Jak dodał, podobne sytuacje zdarzają się od wielu lat.
- Każde takie wdarcie się wody, zalanie, skutkuje tym, że wilgoć wychodzi po jakimś czasie, ona jest rzeczywiście w murach, w posadzce, jeżeli są zalewane meble, to po jakimś czasie puchną, tynk odpada. Więc te straty ewidentnie są, tylko odłożone w czasie - powiedział Skorupiński.
Głos władz
Michał Kujaczyński, Rzecznik Prasowy Prezydenta Miasta Kołobrzeg zapowiedział, że istnieje sposób na rozwiązanie problemu. Miasto zamierza wybudować tak zwany kanał ulgi, który pomoże transportować wodę deszczową. Jak zapewnił Kujaczyński, wtorkowe opady były po prostu zbyt silne.

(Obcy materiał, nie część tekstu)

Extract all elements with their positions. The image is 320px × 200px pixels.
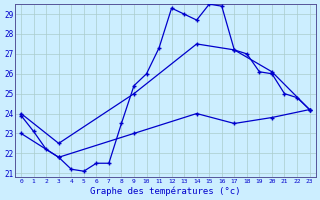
X-axis label: Graphe des températures (°c): Graphe des températures (°c) xyxy=(90,186,241,196)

- Po prostu studzienki nie nadążały odprowadzać tej wody, która się zbierała. Studzienki są drożne, są czyszczone, są zadbane, jednak ta ilość wody, która spadła w tak krótkim czasie, spowodowała, że po prostu utworzyły się duże kałuże - mówił mężczyzna. - Kanalizacja deszczowa, która była kiedyś budowana, teraz bardzo często okazuje się niewystarczająca przy tak obfitych opadach deszczu, stąd też trzeba wspomagać separatory, które są zakopane w ziemi właśnie takimi kanałami ulgi, jaki tutaj zostanie taki wykonany - zapewnił.